These two chapters relate a common theme as they are both focused on the collection of data for the evaluation. The greatest common theme is that the data collected, and the design of the method for collecting the data, need to be aligned with the evaluation question to be answered. The selection of the method to design the data collection, and then the method used to collect the data, can lead to inefficient use of resources and leave the evaluation question unanswered.
Basic rules for the validity of the data compare closely with those with which I am familiar in designing research and statistical projects. However, the evaluation use of the data allows more freedom in selection of data, the approach, and the method because we are more concerned with the evaluation question pertaining to the particular instance of the program than we are in inferring the result to all instances of the program. This lends itself more readily to qualitative and mixed-method planning, design, and data collection than might be required under a more stringent standard associated with straight research.
I was grateful to be reminded of the lack of transferability of certain research principles and designs to education and other social evaluation projects. The example they use of the experimental designs familiar to us in science and medicine and the inability to transfer this same design to social policy situations is enlightening. The essence of the design and data collection choices we make is that each situation and evaluation is unique. We have to identify the evaluation question(s) as precisely as we can and then align the design and methods of collection so we can best answer the question(s).
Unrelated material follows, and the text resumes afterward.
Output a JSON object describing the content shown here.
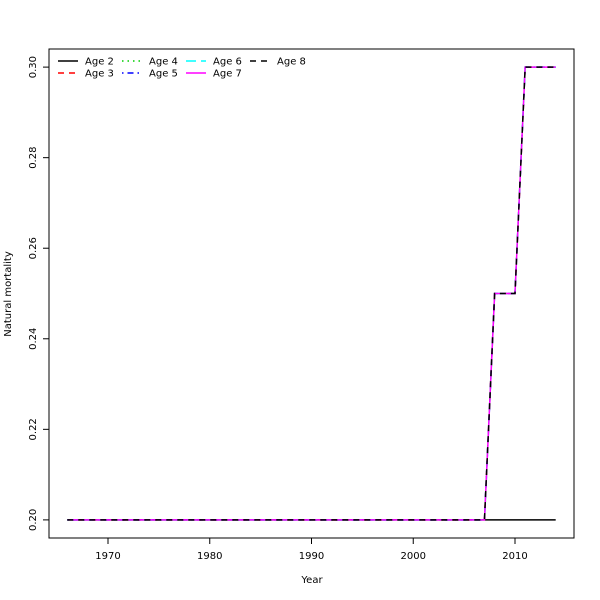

One final highlight for me was that we did not need to choose methods and designs free of bias in order to have a meaningful evaluation. Rather, understanding the biases present on the various methods is critical to correctly answering the evaluation question. The thought that the best practice is to mix the design and the data collection methods with an eye towards the various biases so that the findings triangulate and measure the construct validity.
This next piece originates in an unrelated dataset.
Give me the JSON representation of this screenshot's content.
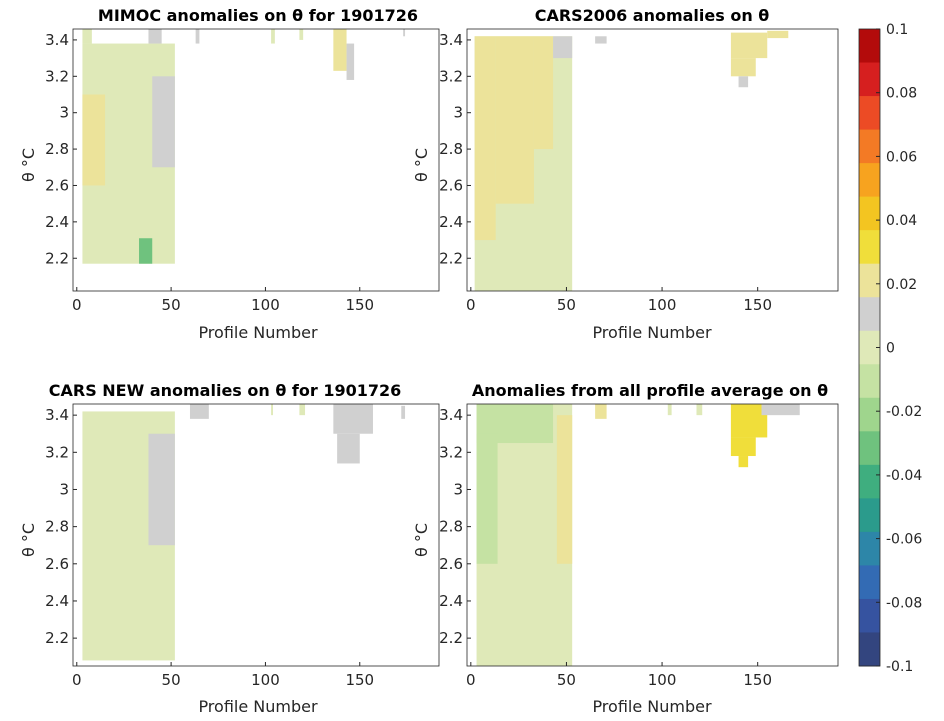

From these readings my biggest "take-away" related to our project is the importance of identifying the critical evaluation question(s) as precisely as we can. The randomization of the students into the groups for the evaluation will strengthen the validity of the observation, but the groups are small enough that we wouldn't need to consider sampling for some of the analyses we may perform. We have talked about the possibility of an experimental design using pre-post to assess the impact of the game on learning the 12 times tables. My concern is that the groups we are using are already fairly experienced with their times tables and the game. I still think that the pre-post design will be a good approach, but the measurements of impact may be skewed by prior knowledge and we will be starting from a substantially higher baseline than that to which the game is geared. It is hard to show a difference when many of the subjects have already achieved mastery in a major portion of the skill being evaluated.